Nov 04, 10
Read from October 31 to November 03, 2010
Today I discussed with a friend the difference between adoring a book, and not being able to put it down. It wasn't until I read Girl With the Dragon Tattoo that I realized that these are two different things.
I could not put this book down. I got far too little sleep during the two days that I spent reading it. The plot will sink it's claws into you and will not let you go until you have finished the last page, if even then (you can tell it's meant to be a trilogy by the way it ends and I am impatiently awaiting the next installment from the library).
Ok, so having confessed that I was just as hooked as the other 20% of this planet who have read this book, I can now tell you that I didn't love it. I liked it. The plot was smart, and the suspense very effective.
The writing was only ok. Luckily it was not intrusive. Also, after defending Larsson's portrayal of violence against women elsewhere on this web site, I eventually came around to some friends' perspectives. Ok, rape and sadism happen in the book, and the perpetrators are treated like the scum of the earth that they are. I believe that Larsson believed he was exploring these themes in the interest of feminism. Why then does the protagonist (male) need to sleep with every woman that comes within ten feet of him?
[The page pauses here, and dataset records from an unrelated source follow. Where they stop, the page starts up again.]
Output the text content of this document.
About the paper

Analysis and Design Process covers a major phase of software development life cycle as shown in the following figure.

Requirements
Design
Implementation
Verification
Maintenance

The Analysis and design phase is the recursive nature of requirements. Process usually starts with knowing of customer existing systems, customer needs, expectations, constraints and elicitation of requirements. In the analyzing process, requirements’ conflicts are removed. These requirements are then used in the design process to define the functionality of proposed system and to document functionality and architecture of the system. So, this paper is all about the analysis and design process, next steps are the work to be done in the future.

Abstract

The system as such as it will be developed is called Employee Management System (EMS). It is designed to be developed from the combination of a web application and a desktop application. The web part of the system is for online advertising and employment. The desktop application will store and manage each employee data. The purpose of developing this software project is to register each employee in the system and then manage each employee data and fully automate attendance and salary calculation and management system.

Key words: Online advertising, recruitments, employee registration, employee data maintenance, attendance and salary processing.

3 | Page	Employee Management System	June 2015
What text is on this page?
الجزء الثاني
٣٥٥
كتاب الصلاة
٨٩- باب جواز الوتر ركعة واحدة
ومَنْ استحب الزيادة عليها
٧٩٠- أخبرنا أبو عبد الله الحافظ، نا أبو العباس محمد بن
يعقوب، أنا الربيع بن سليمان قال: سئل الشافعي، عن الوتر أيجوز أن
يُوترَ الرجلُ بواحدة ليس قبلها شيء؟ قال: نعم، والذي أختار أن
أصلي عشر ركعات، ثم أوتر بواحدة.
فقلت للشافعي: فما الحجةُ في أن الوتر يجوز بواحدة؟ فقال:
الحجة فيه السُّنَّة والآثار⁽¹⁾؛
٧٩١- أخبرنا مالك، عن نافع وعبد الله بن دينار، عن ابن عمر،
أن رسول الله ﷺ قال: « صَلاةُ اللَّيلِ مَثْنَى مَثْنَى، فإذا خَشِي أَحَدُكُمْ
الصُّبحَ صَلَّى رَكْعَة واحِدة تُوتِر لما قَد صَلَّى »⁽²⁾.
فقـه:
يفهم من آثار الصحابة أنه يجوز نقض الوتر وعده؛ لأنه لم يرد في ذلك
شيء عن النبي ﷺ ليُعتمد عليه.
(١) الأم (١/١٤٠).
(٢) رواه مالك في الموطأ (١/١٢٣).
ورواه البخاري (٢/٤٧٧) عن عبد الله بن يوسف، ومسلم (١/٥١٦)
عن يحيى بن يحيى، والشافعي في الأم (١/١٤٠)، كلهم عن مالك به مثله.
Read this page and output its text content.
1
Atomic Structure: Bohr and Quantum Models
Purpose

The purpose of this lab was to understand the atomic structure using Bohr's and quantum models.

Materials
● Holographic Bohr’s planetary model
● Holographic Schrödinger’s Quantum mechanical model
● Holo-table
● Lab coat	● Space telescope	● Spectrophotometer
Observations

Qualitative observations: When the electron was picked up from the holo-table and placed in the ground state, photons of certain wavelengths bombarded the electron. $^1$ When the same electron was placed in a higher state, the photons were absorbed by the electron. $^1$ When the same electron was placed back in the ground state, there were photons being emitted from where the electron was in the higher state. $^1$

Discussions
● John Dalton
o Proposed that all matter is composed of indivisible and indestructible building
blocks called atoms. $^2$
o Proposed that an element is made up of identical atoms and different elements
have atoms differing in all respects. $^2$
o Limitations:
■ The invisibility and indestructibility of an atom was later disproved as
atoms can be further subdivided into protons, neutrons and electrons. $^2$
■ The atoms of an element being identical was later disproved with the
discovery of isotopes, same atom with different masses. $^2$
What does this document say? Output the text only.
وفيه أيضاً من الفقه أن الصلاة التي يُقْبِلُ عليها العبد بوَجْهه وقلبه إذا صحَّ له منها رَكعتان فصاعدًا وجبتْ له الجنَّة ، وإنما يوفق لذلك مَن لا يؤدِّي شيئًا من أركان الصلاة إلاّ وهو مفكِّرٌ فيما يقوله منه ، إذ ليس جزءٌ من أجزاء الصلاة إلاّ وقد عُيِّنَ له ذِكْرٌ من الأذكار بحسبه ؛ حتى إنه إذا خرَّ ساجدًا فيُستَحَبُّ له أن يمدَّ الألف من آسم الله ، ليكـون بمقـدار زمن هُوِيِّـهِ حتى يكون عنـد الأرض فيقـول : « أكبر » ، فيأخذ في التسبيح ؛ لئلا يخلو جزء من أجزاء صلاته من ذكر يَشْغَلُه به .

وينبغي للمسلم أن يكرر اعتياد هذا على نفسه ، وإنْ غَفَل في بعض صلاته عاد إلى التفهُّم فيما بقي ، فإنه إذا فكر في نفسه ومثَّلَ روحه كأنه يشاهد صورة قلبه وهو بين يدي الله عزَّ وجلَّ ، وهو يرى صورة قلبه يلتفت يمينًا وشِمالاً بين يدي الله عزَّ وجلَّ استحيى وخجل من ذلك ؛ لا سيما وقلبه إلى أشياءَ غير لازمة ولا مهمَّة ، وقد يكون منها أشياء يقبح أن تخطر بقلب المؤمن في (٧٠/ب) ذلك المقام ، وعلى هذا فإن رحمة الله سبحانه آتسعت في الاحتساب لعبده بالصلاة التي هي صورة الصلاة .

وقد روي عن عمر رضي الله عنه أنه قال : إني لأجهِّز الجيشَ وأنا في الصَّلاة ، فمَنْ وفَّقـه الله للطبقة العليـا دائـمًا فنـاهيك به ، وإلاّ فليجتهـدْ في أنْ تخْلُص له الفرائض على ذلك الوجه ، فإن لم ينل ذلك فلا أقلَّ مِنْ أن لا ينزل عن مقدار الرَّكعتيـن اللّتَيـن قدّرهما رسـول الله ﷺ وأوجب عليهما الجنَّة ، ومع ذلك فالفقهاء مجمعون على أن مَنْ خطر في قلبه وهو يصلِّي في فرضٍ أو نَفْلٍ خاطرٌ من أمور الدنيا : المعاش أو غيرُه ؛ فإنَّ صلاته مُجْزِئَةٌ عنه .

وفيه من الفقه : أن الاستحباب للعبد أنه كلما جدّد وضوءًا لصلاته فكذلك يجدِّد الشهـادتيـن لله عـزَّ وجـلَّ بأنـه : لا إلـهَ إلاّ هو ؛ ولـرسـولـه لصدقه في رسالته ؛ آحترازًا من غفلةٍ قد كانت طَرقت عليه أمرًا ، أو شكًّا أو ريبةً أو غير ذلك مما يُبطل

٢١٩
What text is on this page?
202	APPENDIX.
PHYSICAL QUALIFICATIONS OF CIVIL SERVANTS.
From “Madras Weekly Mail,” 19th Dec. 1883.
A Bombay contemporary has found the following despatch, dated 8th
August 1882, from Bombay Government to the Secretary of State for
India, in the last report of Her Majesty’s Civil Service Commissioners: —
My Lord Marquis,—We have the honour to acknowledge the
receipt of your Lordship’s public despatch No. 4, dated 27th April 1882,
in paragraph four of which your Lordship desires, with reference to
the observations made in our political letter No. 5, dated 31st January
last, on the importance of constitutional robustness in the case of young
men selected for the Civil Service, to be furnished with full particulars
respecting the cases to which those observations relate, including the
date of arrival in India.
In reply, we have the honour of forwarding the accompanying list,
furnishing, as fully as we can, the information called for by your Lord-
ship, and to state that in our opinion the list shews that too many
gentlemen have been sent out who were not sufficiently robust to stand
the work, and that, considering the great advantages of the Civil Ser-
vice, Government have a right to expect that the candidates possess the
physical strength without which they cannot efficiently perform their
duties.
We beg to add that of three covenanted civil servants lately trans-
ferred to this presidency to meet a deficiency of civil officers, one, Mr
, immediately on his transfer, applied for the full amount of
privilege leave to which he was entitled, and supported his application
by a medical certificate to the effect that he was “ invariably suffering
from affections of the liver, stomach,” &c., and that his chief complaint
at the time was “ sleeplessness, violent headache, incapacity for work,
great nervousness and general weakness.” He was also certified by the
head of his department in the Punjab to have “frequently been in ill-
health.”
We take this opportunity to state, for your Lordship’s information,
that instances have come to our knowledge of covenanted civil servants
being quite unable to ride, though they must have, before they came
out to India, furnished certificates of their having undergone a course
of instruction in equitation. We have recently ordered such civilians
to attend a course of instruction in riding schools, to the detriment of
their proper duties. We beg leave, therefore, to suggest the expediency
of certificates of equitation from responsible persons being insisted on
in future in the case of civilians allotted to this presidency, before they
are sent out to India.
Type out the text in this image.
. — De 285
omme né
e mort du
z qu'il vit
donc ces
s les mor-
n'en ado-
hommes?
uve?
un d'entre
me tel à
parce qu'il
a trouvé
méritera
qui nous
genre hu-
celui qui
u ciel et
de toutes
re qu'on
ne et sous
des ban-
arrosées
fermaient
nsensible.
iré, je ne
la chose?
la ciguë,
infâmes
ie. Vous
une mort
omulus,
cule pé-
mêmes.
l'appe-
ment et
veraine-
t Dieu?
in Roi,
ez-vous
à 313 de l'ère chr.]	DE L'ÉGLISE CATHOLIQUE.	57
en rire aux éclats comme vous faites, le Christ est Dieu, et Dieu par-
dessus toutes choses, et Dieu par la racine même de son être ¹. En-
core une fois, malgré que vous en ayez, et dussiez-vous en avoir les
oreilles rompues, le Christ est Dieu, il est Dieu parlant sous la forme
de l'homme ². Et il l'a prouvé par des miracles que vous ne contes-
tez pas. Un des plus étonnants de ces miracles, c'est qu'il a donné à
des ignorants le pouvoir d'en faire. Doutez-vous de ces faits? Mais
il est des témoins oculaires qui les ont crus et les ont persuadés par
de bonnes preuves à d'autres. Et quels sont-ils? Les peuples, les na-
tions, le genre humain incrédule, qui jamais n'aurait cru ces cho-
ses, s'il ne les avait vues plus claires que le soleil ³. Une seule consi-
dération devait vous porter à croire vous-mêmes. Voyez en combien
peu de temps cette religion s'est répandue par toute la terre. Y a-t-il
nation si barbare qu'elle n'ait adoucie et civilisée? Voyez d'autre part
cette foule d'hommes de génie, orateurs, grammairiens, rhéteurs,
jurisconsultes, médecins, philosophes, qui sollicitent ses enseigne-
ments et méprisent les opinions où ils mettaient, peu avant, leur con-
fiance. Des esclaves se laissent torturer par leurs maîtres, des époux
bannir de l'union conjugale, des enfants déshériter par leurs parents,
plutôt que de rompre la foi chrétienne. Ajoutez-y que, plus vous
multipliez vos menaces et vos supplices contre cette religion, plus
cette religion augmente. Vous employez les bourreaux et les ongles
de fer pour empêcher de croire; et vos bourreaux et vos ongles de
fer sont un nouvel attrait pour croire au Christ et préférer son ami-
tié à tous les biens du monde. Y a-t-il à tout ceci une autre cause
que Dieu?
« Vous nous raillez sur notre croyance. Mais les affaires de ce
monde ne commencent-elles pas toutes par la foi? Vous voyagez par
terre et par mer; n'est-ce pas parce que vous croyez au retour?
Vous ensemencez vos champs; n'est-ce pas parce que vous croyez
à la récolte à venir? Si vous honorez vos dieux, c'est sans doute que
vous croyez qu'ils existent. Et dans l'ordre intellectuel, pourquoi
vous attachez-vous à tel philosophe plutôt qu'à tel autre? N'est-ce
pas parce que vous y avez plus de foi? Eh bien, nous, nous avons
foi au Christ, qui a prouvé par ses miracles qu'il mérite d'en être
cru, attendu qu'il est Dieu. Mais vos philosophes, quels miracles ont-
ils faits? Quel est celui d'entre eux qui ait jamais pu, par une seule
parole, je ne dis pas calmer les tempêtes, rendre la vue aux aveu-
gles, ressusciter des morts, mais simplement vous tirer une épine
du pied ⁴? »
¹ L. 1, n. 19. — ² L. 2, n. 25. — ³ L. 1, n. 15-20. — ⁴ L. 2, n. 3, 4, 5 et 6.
Why do at least two of these women simper and want long-term relationships when our randy hero just nonchalantly disclaims that he's not the settling type?
Far be it from me to judge those who consider themselves allergic to matrimony. But when you write a spy-thriller you have to realize that your characters become archetypes. With his character Mikael Blomkvist, Stieg Larsson is perpetuating the noir-ish chauvinism that the genre can do perfectly well without.